Cloud playout, with graphics and branding, allows broadcasters to introduce new channels on an operational expenditure basis rather than investing in dedicated hardware. Established broadcasters who have already bought their own playout systems will naturally want to get the maximum possible life from that investment before considering any change to a new mode of working.
The rise of the cloud
Cloud-based operation completely rewrites the financial model for broadcasters, allowing new channels for tightly specified subjects or regions to be introduced quickly without demanding up-front capital. The cloud model allows entirely new broadcast operations to be activated without the need to configure existing hardware, let alone order new equipment. At the same time, it gives broadcasters the freedom to conduct their entire operation, from content acquisition, refining and archiving, right through to playout, via a single highly reliable media ecosystem which can be accessed and managed from practically any location, at any time. In terms of a 24/7 channel starting on the cloud playout model, an efficient telco should be able to get these live in little more time than it takes to send an email or make a phone call.

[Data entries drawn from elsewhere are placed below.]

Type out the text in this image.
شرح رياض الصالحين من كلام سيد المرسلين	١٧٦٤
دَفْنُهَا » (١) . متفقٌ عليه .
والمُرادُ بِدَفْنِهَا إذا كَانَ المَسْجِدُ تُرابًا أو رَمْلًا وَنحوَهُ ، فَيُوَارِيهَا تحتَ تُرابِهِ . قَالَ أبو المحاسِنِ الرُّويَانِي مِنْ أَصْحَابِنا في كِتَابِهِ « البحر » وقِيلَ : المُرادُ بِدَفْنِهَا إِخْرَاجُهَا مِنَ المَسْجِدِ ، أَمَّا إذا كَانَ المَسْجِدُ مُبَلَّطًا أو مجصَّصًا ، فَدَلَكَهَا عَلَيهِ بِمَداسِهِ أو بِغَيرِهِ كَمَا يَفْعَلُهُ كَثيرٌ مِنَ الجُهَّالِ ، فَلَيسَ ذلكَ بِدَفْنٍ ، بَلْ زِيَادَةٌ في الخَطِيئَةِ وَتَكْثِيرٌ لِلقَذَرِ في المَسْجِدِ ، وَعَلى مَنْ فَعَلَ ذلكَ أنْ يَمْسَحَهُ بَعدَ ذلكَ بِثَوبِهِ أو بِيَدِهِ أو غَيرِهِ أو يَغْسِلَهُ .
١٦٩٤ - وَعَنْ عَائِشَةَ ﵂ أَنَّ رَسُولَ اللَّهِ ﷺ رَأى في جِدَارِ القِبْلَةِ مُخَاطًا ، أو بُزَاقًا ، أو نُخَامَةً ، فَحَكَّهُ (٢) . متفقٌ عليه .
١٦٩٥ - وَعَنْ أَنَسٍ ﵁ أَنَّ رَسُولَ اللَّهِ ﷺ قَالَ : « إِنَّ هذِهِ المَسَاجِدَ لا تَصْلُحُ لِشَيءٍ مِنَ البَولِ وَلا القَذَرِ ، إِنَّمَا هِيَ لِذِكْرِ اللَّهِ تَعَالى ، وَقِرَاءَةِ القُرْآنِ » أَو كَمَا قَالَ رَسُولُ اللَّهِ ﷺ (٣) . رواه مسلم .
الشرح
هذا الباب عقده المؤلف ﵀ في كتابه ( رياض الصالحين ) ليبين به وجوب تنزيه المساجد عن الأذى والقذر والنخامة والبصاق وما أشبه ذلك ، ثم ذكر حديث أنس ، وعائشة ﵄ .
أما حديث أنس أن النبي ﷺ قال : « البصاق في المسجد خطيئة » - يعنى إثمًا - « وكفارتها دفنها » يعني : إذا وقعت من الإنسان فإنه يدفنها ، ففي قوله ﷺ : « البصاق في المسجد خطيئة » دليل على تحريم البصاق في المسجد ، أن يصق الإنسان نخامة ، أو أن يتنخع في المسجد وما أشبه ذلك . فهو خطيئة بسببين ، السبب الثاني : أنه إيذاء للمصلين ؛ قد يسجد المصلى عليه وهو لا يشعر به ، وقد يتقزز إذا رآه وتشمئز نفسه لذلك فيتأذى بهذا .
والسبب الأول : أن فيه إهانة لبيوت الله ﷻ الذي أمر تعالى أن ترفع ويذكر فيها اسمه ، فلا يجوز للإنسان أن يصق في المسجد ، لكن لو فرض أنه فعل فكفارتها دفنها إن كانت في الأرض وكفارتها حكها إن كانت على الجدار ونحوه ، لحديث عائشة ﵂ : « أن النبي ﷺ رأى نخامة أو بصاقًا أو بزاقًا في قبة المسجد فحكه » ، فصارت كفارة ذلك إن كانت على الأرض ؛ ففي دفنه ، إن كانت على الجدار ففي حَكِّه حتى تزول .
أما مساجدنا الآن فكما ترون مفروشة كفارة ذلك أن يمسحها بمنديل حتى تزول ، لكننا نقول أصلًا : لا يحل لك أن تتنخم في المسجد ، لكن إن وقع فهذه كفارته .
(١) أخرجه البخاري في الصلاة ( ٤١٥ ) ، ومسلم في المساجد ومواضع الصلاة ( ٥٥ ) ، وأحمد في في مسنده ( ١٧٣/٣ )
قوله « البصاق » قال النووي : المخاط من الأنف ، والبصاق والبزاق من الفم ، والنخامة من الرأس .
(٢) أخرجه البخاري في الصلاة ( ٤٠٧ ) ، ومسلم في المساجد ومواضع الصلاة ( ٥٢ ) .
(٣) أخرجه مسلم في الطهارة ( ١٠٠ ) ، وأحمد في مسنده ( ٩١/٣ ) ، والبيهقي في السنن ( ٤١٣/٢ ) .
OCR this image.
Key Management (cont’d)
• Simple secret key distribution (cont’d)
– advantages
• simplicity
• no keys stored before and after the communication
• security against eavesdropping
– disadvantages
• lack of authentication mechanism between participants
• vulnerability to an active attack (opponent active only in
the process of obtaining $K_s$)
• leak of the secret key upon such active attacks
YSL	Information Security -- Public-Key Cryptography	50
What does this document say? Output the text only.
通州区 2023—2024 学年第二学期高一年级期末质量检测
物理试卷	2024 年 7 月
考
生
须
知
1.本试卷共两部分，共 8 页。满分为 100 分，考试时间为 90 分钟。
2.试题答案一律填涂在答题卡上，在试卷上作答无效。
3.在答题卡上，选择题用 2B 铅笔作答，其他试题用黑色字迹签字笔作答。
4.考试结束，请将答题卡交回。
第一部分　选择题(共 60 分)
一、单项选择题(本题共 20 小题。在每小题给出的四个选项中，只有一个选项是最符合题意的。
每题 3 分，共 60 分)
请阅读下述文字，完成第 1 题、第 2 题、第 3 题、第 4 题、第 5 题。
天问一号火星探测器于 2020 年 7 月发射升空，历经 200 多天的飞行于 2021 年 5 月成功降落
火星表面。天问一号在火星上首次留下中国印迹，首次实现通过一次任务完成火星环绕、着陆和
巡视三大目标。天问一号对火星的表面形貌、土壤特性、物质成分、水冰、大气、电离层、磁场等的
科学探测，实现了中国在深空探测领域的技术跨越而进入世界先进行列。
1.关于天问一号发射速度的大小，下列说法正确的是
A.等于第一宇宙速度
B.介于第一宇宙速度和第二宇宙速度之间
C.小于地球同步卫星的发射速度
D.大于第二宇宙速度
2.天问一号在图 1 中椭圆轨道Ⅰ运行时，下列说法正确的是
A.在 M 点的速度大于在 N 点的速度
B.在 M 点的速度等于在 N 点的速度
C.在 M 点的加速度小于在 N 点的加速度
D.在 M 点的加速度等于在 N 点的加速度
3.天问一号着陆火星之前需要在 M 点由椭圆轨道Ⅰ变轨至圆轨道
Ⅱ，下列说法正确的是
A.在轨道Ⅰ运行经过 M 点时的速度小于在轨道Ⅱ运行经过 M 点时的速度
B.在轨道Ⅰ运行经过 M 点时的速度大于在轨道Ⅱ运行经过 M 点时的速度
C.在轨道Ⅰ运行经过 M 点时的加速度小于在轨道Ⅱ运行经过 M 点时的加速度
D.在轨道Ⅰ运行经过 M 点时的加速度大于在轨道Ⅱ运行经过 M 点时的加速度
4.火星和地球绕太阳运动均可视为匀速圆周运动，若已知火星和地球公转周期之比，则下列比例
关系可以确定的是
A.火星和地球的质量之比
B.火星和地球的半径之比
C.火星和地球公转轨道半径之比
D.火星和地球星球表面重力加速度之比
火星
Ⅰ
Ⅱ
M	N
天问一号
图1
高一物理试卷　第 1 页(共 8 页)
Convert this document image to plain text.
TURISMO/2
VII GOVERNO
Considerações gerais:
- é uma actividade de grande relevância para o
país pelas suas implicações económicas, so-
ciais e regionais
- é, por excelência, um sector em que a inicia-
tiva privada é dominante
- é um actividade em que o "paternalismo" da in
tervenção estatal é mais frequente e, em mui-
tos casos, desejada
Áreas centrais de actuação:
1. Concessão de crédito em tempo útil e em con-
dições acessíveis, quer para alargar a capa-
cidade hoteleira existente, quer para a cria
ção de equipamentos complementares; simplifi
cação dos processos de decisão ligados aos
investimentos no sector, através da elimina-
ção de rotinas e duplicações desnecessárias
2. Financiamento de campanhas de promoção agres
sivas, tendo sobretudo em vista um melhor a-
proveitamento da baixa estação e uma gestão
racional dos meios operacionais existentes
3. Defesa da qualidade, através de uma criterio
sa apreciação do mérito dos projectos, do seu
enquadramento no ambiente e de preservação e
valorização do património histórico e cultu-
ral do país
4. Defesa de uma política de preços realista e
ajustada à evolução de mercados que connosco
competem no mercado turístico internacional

The full benefits of cloud-based playout are still being realized, with niche channels able to become established within tighter budgets than ever before, and larger players able to introduce channels aligned to specific events, or special-interest supplementary programme feeds. The industry as a whole will benefit from what has been one of the biggest developments the broadcast market has ever seen, bringing to players old and new a means to enhance their offering with greater control and freedom.